Though Hazel and Cha-Cha have similar skills, they have very different attitudes to their job. Blige says Cha-Cha is a psychotic murderer at heart: “She is just a sociopath, she doesn’t care about anything and anyone at all. The only person she does care about is Hazel because he helps her murder.” Hazel, on the other hand, mostly takes the same attitude towards being a time-traveling assassin that many people have with their own jobs that keep rolling back benefits while increasing hours.
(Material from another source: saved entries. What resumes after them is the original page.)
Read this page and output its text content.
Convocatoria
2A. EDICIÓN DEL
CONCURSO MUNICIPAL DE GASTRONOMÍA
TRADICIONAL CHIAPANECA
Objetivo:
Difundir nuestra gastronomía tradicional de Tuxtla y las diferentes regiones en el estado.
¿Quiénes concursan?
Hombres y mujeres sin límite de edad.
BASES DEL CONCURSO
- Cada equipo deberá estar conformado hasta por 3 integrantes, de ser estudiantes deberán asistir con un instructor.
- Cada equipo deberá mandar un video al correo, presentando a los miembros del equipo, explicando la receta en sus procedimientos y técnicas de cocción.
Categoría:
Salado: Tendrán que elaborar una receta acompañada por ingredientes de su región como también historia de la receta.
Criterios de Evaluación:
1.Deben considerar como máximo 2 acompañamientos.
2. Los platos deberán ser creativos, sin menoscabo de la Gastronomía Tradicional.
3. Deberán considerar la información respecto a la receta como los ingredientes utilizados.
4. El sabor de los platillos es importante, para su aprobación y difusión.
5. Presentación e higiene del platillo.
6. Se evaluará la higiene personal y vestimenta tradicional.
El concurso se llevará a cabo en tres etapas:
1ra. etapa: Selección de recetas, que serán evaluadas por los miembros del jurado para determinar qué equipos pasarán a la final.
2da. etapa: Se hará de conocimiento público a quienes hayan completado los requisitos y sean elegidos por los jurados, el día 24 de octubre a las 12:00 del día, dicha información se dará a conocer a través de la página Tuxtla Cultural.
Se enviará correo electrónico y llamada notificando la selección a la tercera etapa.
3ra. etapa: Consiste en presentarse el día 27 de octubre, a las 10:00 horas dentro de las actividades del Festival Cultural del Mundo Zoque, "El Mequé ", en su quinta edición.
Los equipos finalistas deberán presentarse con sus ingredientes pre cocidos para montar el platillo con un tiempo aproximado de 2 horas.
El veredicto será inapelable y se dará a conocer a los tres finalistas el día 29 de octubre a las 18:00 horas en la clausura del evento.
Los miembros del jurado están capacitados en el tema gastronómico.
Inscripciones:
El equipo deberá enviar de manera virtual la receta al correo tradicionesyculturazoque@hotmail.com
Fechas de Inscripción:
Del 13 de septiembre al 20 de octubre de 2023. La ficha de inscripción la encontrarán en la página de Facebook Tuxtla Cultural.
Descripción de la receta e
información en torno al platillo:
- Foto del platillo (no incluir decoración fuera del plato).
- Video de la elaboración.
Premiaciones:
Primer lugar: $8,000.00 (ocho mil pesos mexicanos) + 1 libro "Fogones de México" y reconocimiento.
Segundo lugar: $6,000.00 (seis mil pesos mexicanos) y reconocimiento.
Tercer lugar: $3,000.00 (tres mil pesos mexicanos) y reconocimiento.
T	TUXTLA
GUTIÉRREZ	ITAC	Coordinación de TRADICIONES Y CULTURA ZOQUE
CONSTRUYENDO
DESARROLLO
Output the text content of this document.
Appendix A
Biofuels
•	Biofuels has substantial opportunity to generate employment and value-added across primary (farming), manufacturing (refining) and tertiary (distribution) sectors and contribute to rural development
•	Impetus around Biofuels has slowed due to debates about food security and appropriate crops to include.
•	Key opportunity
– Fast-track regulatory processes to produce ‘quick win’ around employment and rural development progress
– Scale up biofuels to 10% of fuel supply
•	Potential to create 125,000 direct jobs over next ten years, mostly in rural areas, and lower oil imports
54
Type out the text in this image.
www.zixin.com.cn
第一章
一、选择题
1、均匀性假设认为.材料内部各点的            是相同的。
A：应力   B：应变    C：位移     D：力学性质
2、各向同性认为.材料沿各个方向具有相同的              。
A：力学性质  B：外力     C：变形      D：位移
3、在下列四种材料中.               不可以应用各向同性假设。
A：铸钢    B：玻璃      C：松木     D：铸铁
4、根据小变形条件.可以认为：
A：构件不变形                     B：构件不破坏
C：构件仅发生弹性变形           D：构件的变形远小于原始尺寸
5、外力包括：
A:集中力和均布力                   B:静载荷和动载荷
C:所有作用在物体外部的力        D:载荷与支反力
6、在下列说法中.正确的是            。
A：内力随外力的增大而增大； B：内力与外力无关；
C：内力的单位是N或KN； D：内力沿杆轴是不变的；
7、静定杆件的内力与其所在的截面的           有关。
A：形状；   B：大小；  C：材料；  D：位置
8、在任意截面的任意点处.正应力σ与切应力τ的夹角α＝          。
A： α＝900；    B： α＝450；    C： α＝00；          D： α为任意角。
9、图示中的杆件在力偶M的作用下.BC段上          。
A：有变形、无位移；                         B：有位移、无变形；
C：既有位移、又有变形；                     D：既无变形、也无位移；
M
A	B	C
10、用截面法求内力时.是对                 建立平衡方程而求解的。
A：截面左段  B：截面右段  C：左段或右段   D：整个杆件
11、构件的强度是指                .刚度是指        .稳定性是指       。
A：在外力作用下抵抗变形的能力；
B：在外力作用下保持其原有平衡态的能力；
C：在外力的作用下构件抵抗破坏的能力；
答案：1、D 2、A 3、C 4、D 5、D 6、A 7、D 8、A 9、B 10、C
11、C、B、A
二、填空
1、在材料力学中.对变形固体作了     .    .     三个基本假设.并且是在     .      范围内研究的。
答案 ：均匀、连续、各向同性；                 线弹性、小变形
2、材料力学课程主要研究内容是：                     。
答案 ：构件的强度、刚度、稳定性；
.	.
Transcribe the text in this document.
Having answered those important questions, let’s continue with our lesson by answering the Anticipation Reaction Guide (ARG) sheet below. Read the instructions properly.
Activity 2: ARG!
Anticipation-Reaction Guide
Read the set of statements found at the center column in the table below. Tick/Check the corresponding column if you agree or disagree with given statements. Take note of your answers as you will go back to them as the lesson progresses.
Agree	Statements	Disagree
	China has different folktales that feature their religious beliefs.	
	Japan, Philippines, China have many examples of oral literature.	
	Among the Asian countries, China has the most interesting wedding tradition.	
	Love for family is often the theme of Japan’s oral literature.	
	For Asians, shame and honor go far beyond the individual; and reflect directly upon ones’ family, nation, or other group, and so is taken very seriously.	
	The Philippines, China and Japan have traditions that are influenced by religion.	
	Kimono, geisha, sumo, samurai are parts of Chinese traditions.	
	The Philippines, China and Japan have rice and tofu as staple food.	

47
“They’re working stiffs,” Blackman says. “They’re two people working for a company, they can’t get their per diems and they can’t get their benefits. This is an everyday thing for them. I didn’t want it to feel precious. In movies assassins are always so intense and uptight, but this is just Tuesday to them. For Hazel it’s just another job, but Cha-Cha loves it. She’d do it for free if she could. Having Cameron Britton and Mary J Blige just brought them to life: The size difference, the way they look at each other.”
Several people involved in the show say that the Toronto set was particularly close-knit, and Blige says she and Britton became real-life friends by the time they were done filming — though she admits starting with a scary impression given her co-star’s previous role as serial killer Ed Kemper in Netflix’s Mindhunter.
“He’s one of my really good friends now. He’s just so real. He’s not fazed by anything, he’s great to talk to, he’s great to learn from,” Blige says. “We had a lot of fun. We had some good chemistry, Cameron and I, because he’s a beautiful person. I saw him in Mindhunter, and I was almost afraid to do my scenes with him. Then I got over my Mindhunter nervousness being alone with him because he’s a beautiful man. But Mindhunter really messed me up, I almost couldn’t do my scenes. But as Cha-Cha I had to be in control of everything, so I’d be like, ‘I gotta remember that I’m Cha-Cha.’”
Blige’s performance brings the TV version of Cha-Cha to life in a way that distinguishes her from the more one-dimensional comic version, but Way couldn’t be happier. When EW spoke with him a few months ago about the Umbrella Academy comic’s latest arc, Hotel Oblivion, he expressed excitement at Blige’s role.
“It’s an honor to have her,” Way says. “There was a lot of momentum and positive energy around Umbrella Academy when it first got picked up. People just started to come in, big names and artists like Mary, and it’s super amazing. It’s really fun to see her play that character.”
Season 1 of The Umbrella Academy lands on Netflix this Friday.